"We are re-inventing the computer at the molecular scale," said Stan Williams, HP Senior Fellow and QSR director, and one of the authors of the paper. "The crossbar latch provides a key element needed for building a computer using nanometer-sized devices that are relatively inexpensive and easy to build."

QSR works on nanoscale electronic devices that will first supplement, and someday perhaps replace, silicon technology, which is expected to reach its physical limits in about a decade. In addition to exploring the fundamental scientific principles of computing at the molecular level, QSR is also looking at architectural issues and determining how such tiny devices - thousands of which could fit across the diameter of a human hair - could be fabricated economically and in mass quantities.

The experimentally demonstrated latch consists of a single wire acting as a signal line, crossed by two control lines with an electrically switchable molecular-scale junction where they intersect.
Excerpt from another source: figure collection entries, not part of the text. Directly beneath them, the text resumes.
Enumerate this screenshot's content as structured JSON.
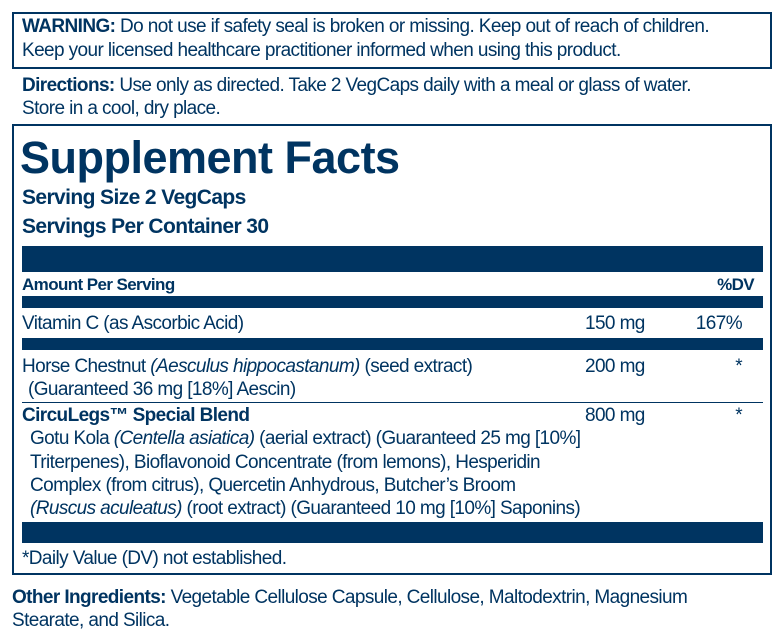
{
  "warning": {
    "label": "WARNING:",
    "line1": " Do not use if safety seal is broken or missing. Keep out of reach of children.",
    "line2": "Keep your licensed healthcare practitioner informed when using this product."
  },
  "directions": {
    "label": "Directions:",
    "line1": " Use only as directed. Take 2 VegCaps daily with a meal or glass of water.",
    "line2": "Store in a cool, dry place."
  },
  "facts": {
    "title": "Supplement Facts",
    "serving_size": "Serving Size 2 VegCaps",
    "servings_per_container": "Servings Per Container 30",
    "amount_header": "Amount Per Serving",
    "dv_header": "%DV",
    "rows": [
      {
        "name": "Vitamin C (as Ascorbic Acid)",
        "amount": "150 mg",
        "dv": "167%"
      },
      {
        "name": "Horse Chestnut ",
        "latin": "(Aesculus hippocastanum)",
        "rest": " (seed extract)",
        "line2": "(Guaranteed 36 mg [18%] Aescin)",
        "amount": "200 mg",
        "dv": "*"
      },
      {
        "name": "CircuLegs™ Special Blend",
        "amount": "800 mg",
        "dv": "*",
        "l1a": "Gotu Kola ",
        "l1b": "(Centella asiatica)",
        "l1c": " (aerial extract) (Guaranteed 25 mg [10%]",
        "l2": "Triterpenes), Bioflavonoid Concentrate (from lemons), Hesperidin",
        "l3": "Complex (from citrus), Quercetin Anhydrous, Butcher’s Broom",
        "l4a": "(Ruscus aculeatus)",
        "l4b": " (root extract) (Guaranteed 10 mg [10%] Saponins)"
      }
    ],
    "footnote": "*Daily Value (DV) not established."
  },
  "other": {
    "label": "Other Ingredients:",
    "line1": " Vegetable Cellulose Capsule, Cellulose, Maltodextrin, Magnesium",
    "line2": "Stearate, and Silica."
  },
  "colors": {
    "ink": "#003461"
  }
}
By applying a sequence of voltage impulses to the control lines and using switches oriented in opposite polarities, the latch can perform the NOT operation, which, along with AND and OR, is one of three basic operations that make up the primary logic of a circuit and are essential for general computing. In addition, it can restore a logic level in a circuit to its ideal voltage value, which allows a designer to chain many simple gates together to perform computations.
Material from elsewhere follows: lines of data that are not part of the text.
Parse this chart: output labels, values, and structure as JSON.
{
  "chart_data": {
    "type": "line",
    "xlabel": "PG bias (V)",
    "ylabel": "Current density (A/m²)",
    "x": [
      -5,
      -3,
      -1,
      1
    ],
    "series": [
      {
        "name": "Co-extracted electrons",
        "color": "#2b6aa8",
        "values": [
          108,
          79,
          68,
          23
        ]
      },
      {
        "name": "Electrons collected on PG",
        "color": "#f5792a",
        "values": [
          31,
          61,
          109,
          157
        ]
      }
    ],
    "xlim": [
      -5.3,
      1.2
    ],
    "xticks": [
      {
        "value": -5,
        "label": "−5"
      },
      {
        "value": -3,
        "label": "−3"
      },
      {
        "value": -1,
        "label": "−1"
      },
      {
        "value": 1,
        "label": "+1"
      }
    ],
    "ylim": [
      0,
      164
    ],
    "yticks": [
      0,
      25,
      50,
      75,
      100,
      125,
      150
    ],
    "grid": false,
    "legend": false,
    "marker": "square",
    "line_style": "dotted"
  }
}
Standard semiconductor circuits require three-terminal transistors to perform the NOT operation and restore signals. However, it is generally believed that transistors will not be able to shrink down to the size of a few nanometers and remain operable.
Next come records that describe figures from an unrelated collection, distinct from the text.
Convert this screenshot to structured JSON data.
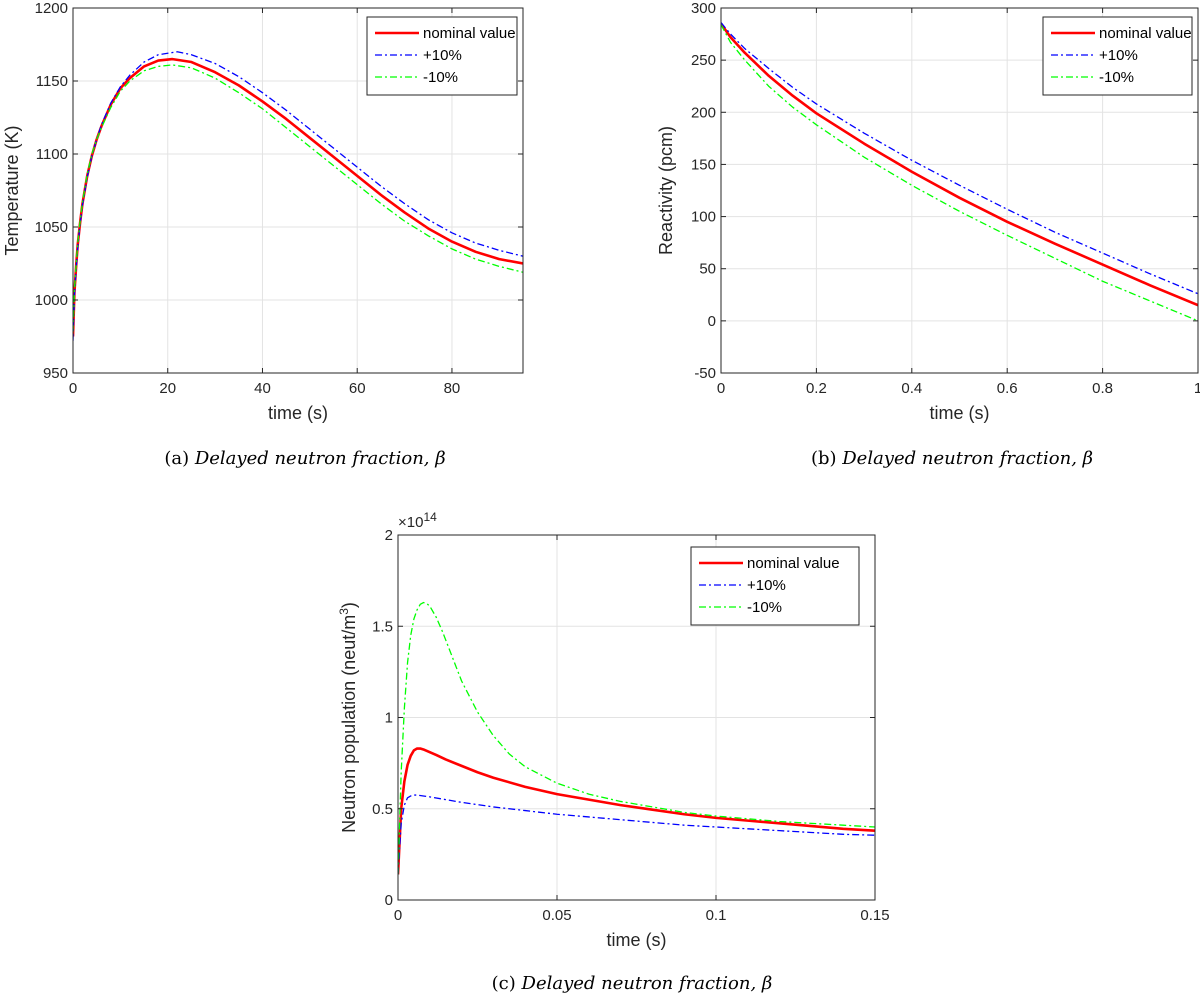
{
  "colors": {
    "nominal": "#ff0000",
    "plus10": "#0000ff",
    "minus10": "#00ff00",
    "axis": "#262626",
    "grid": "#e3e3e3"
  },
  "chart_data": [
    {
      "id": "a",
      "type": "line",
      "xlabel": "time (s)",
      "ylabel": "Temperature (K)",
      "xlim": [
        0,
        95
      ],
      "ylim": [
        950,
        1200
      ],
      "xticks": [
        0,
        20,
        40,
        60,
        80
      ],
      "xtick_labels": [
        "0",
        "20",
        "40",
        "60",
        "80"
      ],
      "yticks": [
        950,
        1000,
        1050,
        1100,
        1150,
        1200
      ],
      "ytick_labels": [
        "950",
        "1000",
        "1050",
        "1100",
        "1150",
        "1200"
      ],
      "grid": true,
      "legend_position": "top-right",
      "caption_label": "(a)",
      "caption_text": "Delayed neutron fraction, β",
      "series": [
        {
          "name": "nominal value",
          "style": "solid",
          "color_key": "nominal",
          "x": [
            0,
            0.3,
            0.7,
            1,
            1.5,
            2,
            3,
            4,
            5,
            6,
            8,
            10,
            12,
            15,
            18,
            21,
            25,
            30,
            35,
            40,
            45,
            50,
            55,
            60,
            65,
            70,
            75,
            80,
            85,
            90,
            95
          ],
          "y": [
            975,
            1005,
            1025,
            1038,
            1053,
            1066,
            1085,
            1099,
            1110,
            1119,
            1134,
            1145,
            1152,
            1160,
            1164,
            1165,
            1163,
            1156,
            1147,
            1136,
            1124,
            1111,
            1098,
            1085,
            1072,
            1060,
            1049,
            1040,
            1033,
            1028,
            1025
          ]
        },
        {
          "name": "+10%",
          "style": "dashdot",
          "color_key": "plus10",
          "x": [
            0,
            0.3,
            0.7,
            1,
            1.5,
            2,
            3,
            4,
            5,
            6,
            8,
            10,
            12,
            15,
            18,
            22,
            25,
            30,
            35,
            40,
            45,
            50,
            55,
            60,
            65,
            70,
            75,
            80,
            85,
            90,
            95
          ],
          "y": [
            972,
            1003,
            1023,
            1036,
            1052,
            1065,
            1084,
            1099,
            1110,
            1120,
            1135,
            1146,
            1154,
            1163,
            1168,
            1170,
            1168,
            1162,
            1153,
            1142,
            1130,
            1117,
            1104,
            1091,
            1078,
            1066,
            1055,
            1046,
            1039,
            1034,
            1030
          ]
        },
        {
          "name": "-10%",
          "style": "dashdot",
          "color_key": "minus10",
          "x": [
            0,
            0.3,
            0.7,
            1,
            1.5,
            2,
            3,
            4,
            5,
            6,
            8,
            10,
            12,
            15,
            18,
            21,
            25,
            30,
            35,
            40,
            45,
            50,
            55,
            60,
            65,
            70,
            75,
            80,
            85,
            90,
            95
          ],
          "y": [
            978,
            1007,
            1026,
            1039,
            1054,
            1067,
            1086,
            1100,
            1110,
            1118,
            1132,
            1143,
            1150,
            1157,
            1160,
            1161,
            1159,
            1152,
            1142,
            1131,
            1118,
            1105,
            1092,
            1079,
            1066,
            1054,
            1044,
            1035,
            1028,
            1023,
            1019
          ]
        }
      ]
    },
    {
      "id": "b",
      "type": "line",
      "xlabel": "time (s)",
      "ylabel": "Reactivity (pcm)",
      "xlim": [
        0,
        1
      ],
      "ylim": [
        -50,
        300
      ],
      "xticks": [
        0,
        0.2,
        0.4,
        0.6,
        0.8,
        1
      ],
      "xtick_labels": [
        "0",
        "0.2",
        "0.4",
        "0.6",
        "0.8",
        "1"
      ],
      "yticks": [
        -50,
        0,
        50,
        100,
        150,
        200,
        250,
        300
      ],
      "ytick_labels": [
        "-50",
        "0",
        "50",
        "100",
        "150",
        "200",
        "250",
        "300"
      ],
      "grid": true,
      "legend_position": "top-right",
      "caption_label": "(b)",
      "caption_text": "Delayed neutron fraction, β",
      "series": [
        {
          "name": "nominal value",
          "style": "solid",
          "color_key": "nominal",
          "x": [
            0,
            0.02,
            0.05,
            0.1,
            0.15,
            0.2,
            0.3,
            0.4,
            0.5,
            0.6,
            0.7,
            0.8,
            0.9,
            1.0
          ],
          "y": [
            285,
            272,
            257,
            235,
            216,
            199,
            170,
            143,
            118,
            95,
            74,
            54,
            34,
            15
          ]
        },
        {
          "name": "+10%",
          "style": "dashdot",
          "color_key": "plus10",
          "x": [
            0,
            0.02,
            0.05,
            0.1,
            0.15,
            0.2,
            0.3,
            0.4,
            0.5,
            0.6,
            0.7,
            0.8,
            0.9,
            1.0
          ],
          "y": [
            286,
            275,
            261,
            242,
            224,
            208,
            180,
            154,
            130,
            107,
            85,
            65,
            45,
            26
          ]
        },
        {
          "name": "-10%",
          "style": "dashdot",
          "color_key": "minus10",
          "x": [
            0,
            0.02,
            0.05,
            0.1,
            0.15,
            0.2,
            0.3,
            0.4,
            0.5,
            0.6,
            0.7,
            0.8,
            0.9,
            1.0
          ],
          "y": [
            284,
            267,
            250,
            225,
            205,
            188,
            157,
            130,
            105,
            82,
            60,
            38,
            19,
            0
          ]
        }
      ]
    },
    {
      "id": "c",
      "type": "line",
      "xlabel": "time (s)",
      "ylabel": "Neutron population (neut/m³)",
      "ylabel_main": "Neutron population (neut/m",
      "ylabel_sup": "3",
      "ylabel_end": ")",
      "exponent_base": "×10",
      "exponent_power": "14",
      "xlim": [
        0,
        0.15
      ],
      "ylim": [
        0,
        2
      ],
      "xticks": [
        0,
        0.05,
        0.1,
        0.15
      ],
      "xtick_labels": [
        "0",
        "0.05",
        "0.1",
        "0.15"
      ],
      "yticks": [
        0,
        0.5,
        1,
        1.5,
        2
      ],
      "ytick_labels": [
        "0",
        "0.5",
        "1",
        "1.5",
        "2"
      ],
      "grid": true,
      "legend_position": "top-right",
      "caption_label": "(c)",
      "caption_text": "Delayed neutron fraction, β",
      "series": [
        {
          "name": "nominal value",
          "style": "solid",
          "color_key": "nominal",
          "x": [
            0,
            0.001,
            0.002,
            0.003,
            0.004,
            0.005,
            0.006,
            0.007,
            0.008,
            0.01,
            0.012,
            0.015,
            0.02,
            0.025,
            0.03,
            0.04,
            0.05,
            0.06,
            0.07,
            0.08,
            0.09,
            0.1,
            0.11,
            0.12,
            0.13,
            0.14,
            0.15
          ],
          "y": [
            0.14,
            0.5,
            0.65,
            0.74,
            0.79,
            0.82,
            0.83,
            0.83,
            0.825,
            0.81,
            0.795,
            0.77,
            0.735,
            0.7,
            0.67,
            0.62,
            0.58,
            0.55,
            0.52,
            0.495,
            0.47,
            0.45,
            0.435,
            0.42,
            0.405,
            0.39,
            0.38
          ]
        },
        {
          "name": "+10%",
          "style": "dashdot",
          "color_key": "plus10",
          "x": [
            0,
            0.001,
            0.002,
            0.003,
            0.004,
            0.005,
            0.006,
            0.008,
            0.01,
            0.015,
            0.02,
            0.03,
            0.04,
            0.05,
            0.06,
            0.07,
            0.08,
            0.09,
            0.1,
            0.11,
            0.12,
            0.13,
            0.14,
            0.15
          ],
          "y": [
            0.14,
            0.42,
            0.52,
            0.56,
            0.57,
            0.575,
            0.575,
            0.57,
            0.565,
            0.55,
            0.535,
            0.51,
            0.49,
            0.47,
            0.455,
            0.44,
            0.425,
            0.41,
            0.4,
            0.39,
            0.38,
            0.37,
            0.36,
            0.355
          ]
        },
        {
          "name": "-10%",
          "style": "dashdot",
          "color_key": "minus10",
          "x": [
            0,
            0.001,
            0.002,
            0.003,
            0.004,
            0.005,
            0.006,
            0.007,
            0.008,
            0.009,
            0.01,
            0.012,
            0.014,
            0.016,
            0.018,
            0.02,
            0.025,
            0.03,
            0.035,
            0.04,
            0.05,
            0.06,
            0.07,
            0.08,
            0.09,
            0.1,
            0.11,
            0.12,
            0.13,
            0.14,
            0.15
          ],
          "y": [
            0.14,
            0.7,
            1.05,
            1.3,
            1.45,
            1.54,
            1.59,
            1.62,
            1.63,
            1.625,
            1.61,
            1.55,
            1.47,
            1.38,
            1.29,
            1.2,
            1.03,
            0.9,
            0.8,
            0.73,
            0.64,
            0.58,
            0.54,
            0.51,
            0.48,
            0.46,
            0.445,
            0.43,
            0.42,
            0.41,
            0.4
          ]
        }
      ]
    }
  ]
}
"Transistors will continue to be used for years to come with conventional silicon circuits," said Phil Kuekes, senior computer architect, QSR, another one of the paper's authors, "but this could someday replace transistors in computers, just as transistors replaced vacuum tubes and vacuum tubes replaced electromagnetic relays before them."

Kuekes was previously awarded a patent on the crossbar latch (U.S. 6,586,965) in July 2003, and the Journal of Applied Physics report, titled "The crossbar latch: Logic value storage, restoration and inversion in crossbar circuits," demonstrates the application of the technology. Duncan R. Stewart, a QSR scientist and the third author, performed most of the testing that demonstrated that the device actually works. The paper underwent rigorous peer review before being published.

"We have previously demonstrated that we could make a working memory with molecular-scale junctions and logic devices that could perform simple logic operations such as AND and OR," Stewart said. "With the crossbar latch, we now have the final component theoretically needed for performing the multiple processing steps required for useful computing at the nanoscale."

The research on the crossbar latch was partially supported by the Defense Advanced Research Projects Agency (DARPA).